Evolution of NLP approaches
Let us discuss how NLP has evolved over the past two decades as significant advancements have occurred in the field. Recently, the evolution has been primarily characterized by the transformative Transformer architecture. This architecture did not emerge out of thin air but, rather, evolved from various neural-based NLP approaches into an attention-based encoder-decoder architecture, which continues to evolve. In the past decade, the Transformer architecture and its variants have gained popularity due to the following developments:
- Contextual word embeddings thanks to self-attention
- Attention mechanisms, which overcome the problem of forcing input sentences to encode all information into one context vector
- Better subword tokenization algorithms for handling unseen words or rare words
- Injecting additional memory tokens into sentences, such as the paragraph ID in Doc2vec or a Classification ([CLS]) token in Bidirectional Encoder Representations from Transformers (BERT)
- Parallelizable architectures that make for faster training and fine-tuning
- Model compression (distillation, quantization, and so on)
- TL capabilities: DL models can be easily adapted to new tasks or languages
- Cross-lingual, multilingual, and multitasking learning capabilities
- Multimodal training
For several years, traditional NLP approaches such as n-gram language models, TF-IDF-based models, BM25 information retrieval models, and one-hot encoded document-term matrices have been utilized to solve a range of NLP tasks, including sequence classification, language generation, and machine translation. However, these traditional approaches have limitations, such as difficulty in handling sparsity, rare words, and long-term dependencies. To address these challenges, we have developed DL-based approaches such as RNN, CNN, and FFNN, as well as several variants.

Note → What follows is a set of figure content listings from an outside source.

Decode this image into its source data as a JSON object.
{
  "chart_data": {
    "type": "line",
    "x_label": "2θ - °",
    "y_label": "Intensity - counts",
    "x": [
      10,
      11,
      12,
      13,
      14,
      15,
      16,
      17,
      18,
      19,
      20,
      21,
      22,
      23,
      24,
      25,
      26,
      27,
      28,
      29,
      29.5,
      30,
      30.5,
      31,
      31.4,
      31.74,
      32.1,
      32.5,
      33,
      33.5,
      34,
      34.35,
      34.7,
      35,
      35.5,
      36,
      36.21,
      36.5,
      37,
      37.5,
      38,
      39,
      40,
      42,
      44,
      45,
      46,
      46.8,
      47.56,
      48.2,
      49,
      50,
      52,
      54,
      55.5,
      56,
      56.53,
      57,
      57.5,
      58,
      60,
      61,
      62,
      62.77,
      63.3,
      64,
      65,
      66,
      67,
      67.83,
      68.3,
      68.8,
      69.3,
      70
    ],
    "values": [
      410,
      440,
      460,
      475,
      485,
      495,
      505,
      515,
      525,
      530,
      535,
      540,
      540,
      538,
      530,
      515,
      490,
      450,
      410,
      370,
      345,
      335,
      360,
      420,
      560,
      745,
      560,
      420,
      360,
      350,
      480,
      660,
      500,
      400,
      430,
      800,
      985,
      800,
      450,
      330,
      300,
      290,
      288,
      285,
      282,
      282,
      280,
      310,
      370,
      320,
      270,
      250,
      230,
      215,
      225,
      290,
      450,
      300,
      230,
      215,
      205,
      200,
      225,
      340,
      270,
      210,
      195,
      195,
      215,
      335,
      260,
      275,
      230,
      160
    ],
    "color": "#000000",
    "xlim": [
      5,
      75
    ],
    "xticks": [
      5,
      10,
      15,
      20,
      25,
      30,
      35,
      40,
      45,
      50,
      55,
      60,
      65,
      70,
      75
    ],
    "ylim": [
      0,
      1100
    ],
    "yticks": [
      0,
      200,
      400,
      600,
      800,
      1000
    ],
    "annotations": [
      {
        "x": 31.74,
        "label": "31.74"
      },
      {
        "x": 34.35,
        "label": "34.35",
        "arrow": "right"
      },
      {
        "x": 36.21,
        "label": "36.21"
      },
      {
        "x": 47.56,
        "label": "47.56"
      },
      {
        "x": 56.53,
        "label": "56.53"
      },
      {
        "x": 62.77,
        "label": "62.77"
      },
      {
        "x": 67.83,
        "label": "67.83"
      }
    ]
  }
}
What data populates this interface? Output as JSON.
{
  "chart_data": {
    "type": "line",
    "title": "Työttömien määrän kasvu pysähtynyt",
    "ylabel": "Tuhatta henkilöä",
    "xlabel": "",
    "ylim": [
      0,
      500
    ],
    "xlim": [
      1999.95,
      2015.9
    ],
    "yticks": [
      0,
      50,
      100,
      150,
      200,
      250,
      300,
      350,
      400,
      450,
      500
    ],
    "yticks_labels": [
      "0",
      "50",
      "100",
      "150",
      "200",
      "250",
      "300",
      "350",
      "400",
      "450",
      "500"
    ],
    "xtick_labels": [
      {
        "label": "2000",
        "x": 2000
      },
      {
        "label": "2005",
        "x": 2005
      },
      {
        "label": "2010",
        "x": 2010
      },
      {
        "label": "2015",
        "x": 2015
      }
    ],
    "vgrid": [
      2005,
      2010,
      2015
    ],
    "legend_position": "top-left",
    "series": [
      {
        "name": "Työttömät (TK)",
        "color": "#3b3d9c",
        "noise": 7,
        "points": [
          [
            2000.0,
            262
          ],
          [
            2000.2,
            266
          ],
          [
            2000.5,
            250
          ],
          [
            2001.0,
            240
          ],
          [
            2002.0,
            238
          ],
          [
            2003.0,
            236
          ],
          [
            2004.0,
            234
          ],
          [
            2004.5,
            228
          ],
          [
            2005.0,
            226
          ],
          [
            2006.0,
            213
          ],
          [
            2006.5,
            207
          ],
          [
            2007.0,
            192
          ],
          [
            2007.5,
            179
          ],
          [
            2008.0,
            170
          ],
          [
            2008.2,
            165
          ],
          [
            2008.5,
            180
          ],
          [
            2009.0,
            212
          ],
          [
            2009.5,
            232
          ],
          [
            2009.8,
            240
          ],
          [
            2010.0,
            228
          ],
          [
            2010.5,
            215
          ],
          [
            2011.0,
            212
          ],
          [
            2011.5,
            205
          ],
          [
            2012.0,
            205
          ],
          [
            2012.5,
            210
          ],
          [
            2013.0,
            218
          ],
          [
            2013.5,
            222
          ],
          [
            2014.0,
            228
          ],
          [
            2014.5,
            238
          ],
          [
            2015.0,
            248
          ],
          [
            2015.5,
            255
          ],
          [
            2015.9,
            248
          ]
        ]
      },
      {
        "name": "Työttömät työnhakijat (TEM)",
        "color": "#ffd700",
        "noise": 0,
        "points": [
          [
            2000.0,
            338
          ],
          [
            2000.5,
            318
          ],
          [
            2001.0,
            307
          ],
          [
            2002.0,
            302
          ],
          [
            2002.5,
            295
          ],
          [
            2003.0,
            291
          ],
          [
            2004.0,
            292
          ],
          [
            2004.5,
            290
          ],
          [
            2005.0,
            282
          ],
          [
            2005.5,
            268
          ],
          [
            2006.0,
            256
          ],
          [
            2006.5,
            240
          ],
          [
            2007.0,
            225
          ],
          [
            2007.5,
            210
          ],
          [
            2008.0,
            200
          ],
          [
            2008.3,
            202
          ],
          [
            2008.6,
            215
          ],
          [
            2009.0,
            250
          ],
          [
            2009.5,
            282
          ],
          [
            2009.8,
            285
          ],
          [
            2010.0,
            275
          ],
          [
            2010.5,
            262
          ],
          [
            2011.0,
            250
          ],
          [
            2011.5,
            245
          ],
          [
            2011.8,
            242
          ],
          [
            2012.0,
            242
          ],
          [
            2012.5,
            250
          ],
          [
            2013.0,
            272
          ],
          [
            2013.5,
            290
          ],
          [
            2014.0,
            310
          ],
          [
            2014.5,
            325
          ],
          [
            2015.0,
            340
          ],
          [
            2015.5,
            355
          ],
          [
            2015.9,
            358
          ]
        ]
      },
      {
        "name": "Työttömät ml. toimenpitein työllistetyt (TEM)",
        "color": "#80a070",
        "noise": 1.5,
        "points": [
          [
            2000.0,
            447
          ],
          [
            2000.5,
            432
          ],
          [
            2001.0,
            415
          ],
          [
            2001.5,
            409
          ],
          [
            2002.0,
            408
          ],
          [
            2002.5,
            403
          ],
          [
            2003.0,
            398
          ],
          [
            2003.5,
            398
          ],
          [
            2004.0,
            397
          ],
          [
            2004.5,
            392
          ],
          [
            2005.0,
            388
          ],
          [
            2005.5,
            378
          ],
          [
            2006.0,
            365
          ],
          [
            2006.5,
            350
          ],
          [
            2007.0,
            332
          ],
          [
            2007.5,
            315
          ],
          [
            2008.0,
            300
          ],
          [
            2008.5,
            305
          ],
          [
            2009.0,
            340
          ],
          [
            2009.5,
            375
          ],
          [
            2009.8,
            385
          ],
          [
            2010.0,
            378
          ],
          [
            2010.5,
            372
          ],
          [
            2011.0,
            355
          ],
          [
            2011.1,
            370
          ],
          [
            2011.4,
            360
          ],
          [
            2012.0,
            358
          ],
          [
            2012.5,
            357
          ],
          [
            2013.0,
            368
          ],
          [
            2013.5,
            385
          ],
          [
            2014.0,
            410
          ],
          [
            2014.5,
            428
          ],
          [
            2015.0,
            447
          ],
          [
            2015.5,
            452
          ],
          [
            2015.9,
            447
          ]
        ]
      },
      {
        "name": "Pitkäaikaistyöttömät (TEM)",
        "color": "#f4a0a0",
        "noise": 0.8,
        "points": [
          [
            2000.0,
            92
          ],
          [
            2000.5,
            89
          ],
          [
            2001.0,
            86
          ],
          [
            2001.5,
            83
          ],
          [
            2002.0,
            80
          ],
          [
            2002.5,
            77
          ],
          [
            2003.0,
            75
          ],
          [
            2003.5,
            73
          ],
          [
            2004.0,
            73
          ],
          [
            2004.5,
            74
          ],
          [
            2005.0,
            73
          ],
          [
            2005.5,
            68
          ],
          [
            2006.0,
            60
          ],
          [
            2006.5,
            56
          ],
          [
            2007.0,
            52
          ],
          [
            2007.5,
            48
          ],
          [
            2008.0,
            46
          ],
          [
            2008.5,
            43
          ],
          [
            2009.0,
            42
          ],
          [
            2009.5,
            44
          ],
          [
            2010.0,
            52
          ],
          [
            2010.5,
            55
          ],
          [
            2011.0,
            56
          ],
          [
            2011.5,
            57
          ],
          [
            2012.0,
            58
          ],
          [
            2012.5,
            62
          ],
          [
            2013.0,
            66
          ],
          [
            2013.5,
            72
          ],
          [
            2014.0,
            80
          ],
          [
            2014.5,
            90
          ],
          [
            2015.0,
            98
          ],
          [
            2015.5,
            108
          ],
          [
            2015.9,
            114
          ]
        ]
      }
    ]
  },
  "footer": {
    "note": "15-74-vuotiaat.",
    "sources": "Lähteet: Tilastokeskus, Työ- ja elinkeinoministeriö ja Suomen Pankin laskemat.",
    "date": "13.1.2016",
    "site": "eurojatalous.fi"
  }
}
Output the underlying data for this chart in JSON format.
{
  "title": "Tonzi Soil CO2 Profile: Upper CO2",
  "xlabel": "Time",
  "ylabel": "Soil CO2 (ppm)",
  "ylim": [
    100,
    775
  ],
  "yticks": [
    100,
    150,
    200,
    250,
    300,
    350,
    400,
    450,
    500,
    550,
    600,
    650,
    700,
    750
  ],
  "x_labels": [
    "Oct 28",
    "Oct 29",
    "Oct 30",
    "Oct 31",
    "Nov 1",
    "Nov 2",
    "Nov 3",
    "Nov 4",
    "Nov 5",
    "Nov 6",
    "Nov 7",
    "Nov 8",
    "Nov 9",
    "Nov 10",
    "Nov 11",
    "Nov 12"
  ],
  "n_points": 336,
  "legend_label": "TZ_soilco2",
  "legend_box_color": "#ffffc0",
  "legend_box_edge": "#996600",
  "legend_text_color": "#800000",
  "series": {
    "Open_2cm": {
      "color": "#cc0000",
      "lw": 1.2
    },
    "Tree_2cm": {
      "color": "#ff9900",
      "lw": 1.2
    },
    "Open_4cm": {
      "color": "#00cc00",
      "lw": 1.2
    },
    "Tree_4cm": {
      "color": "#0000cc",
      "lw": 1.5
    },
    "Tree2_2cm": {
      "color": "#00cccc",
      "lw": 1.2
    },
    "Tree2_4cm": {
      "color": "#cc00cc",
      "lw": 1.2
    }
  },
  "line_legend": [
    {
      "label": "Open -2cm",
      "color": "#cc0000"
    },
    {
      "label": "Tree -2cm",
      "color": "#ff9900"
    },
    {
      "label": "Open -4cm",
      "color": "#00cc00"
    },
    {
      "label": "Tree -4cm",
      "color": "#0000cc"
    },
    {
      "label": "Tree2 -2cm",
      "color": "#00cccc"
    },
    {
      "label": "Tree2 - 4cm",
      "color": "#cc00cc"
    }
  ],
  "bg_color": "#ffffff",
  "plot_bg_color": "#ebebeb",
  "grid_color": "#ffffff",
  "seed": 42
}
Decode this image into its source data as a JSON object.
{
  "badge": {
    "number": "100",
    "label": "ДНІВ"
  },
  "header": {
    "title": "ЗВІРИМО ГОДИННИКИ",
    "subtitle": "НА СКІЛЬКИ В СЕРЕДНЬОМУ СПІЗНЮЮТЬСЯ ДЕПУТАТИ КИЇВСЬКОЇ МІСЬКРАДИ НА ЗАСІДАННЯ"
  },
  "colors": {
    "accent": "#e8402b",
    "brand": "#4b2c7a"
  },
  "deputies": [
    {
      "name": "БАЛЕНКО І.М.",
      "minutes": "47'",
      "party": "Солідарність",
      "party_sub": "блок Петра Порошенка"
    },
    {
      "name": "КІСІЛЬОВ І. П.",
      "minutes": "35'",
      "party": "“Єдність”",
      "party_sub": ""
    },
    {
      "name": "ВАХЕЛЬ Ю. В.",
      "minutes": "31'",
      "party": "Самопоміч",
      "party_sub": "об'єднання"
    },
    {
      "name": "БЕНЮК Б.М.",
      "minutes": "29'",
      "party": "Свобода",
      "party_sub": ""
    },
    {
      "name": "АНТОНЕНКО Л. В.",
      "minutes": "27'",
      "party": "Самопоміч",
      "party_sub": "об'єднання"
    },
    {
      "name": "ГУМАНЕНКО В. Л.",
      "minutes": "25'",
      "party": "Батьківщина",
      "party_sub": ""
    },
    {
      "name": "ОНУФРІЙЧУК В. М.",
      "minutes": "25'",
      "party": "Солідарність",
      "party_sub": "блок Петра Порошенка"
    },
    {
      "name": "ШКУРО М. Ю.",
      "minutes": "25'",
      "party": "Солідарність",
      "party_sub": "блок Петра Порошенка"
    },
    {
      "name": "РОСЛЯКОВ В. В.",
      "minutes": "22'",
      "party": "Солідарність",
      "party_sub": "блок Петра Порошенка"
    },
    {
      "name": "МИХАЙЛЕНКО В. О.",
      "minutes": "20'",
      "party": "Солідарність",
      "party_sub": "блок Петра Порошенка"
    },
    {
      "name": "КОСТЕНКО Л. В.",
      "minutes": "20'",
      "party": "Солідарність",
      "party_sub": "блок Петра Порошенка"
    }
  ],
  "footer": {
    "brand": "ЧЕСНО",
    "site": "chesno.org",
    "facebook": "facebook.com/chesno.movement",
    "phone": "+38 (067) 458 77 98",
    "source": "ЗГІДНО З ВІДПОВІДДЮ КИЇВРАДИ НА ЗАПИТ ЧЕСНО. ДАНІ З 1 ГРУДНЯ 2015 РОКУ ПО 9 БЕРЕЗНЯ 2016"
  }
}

A document vector created by the TF-IDF model would have a size of more than 30,000 features. In 2013, word2vec, a two-layer FFNN word-encoder model, sorted out the dimensionality curse by generating compact and dense representations of words called word embeddings. This early model was able to create fast and efficient static word embeddings by converting unsupervised textual data into supervised data (self-supervised learning) through the prediction of target words using nearby neighboring words. Meanwhile, GloVe, another widely used and popular model, argued that count-based models can be better than neural models. It leverages both global and local statistics of a corpus to learn embeddings based on word-word co-occurrence statistics.
Word embeddings have proven effective for some syntactic and semantic tasks, as demonstrated in the following figure, which illustrates how the offsets between terms in the embeddings allow for vector-oriented reasoning. For example, we can discern the generalization of gender relations, a semantic relation, from the offset between the terms Man and Woman (Man -> Woman). Then, we can arithmetically estimate the vector of Actress by adding the vector of the term Actor and the offset calculated before. Likewise, we can learn the syntactic relationships, such as word plural forms. For instance, if the vectors of Actor, Actors, and Actress are given, we can estimate the vector of Actresses:
Figure 1.2 – Word embeddings offset for relationship extraction
The representativeness of word embeddings has become a fundamental component for DL models such as RNNs or CNNs. The recurrent and convolutional architectures, respectively, started to be used as encoders and decoders in sequence-to-sequence (seq2seq) problems where each token is represented with an embedding. The main challenge with these early models was polysemous words (words with more than one meaning). The senses of the words are ignored since a single fixed representation is assigned to each word, which is an especially severe problem for sentence semantics.
Pioneering neural network models such as Universal Language Model Fine-tuning (ULMFiT) and Embeddings from Language Models (ELMo) were able to encode sentence-level information and alleviate polysemy issues, unlike static word embeddings. In this way, we have a new concept called contextual word embeddings.
The ULMFiT and ELMo approaches were based on LSTM (Long Short-Term Memory) networks, a variant of RNN. They also exploited the concept of pre-training and fine-tuning, which allows for TL by using pre-trained models trained on a general task with general textual datasets and fine-tuning them on a target task with supervision. This was a significant development because TL, which had previously been successful in image processing, was being applied for the first time in the field of NLP.
In the meantime, the idea of an attention mechanism (Neural Machine Translation by Jointly Learning to Align and Translate. Bahdanau et al., 2015) made a strong impression in the NLP field and achieved significant success, especially in seq2seq problems. Earlier methods would pass the last state (known as a context vector or thought vector) obtained from the entire input sequence to the output sequence without linking or elimination. Thanks to the attention mechanism, certain parts of the input can be associated with certain parts of the output.
In 2017, the Transformer-based encoder-decoder model was introduced and found to be successful due to its innovative use of the attention mechanism. The design is based on an FFNN by discarding RNN recurrency and using only attention mechanisms (Vaswani et al., Attention is All You Need, 2017). It overcame many difficulties that other approaches faced and has become a new paradigm. Throughout this book, you will be exploring and understanding how Transformer-based models work.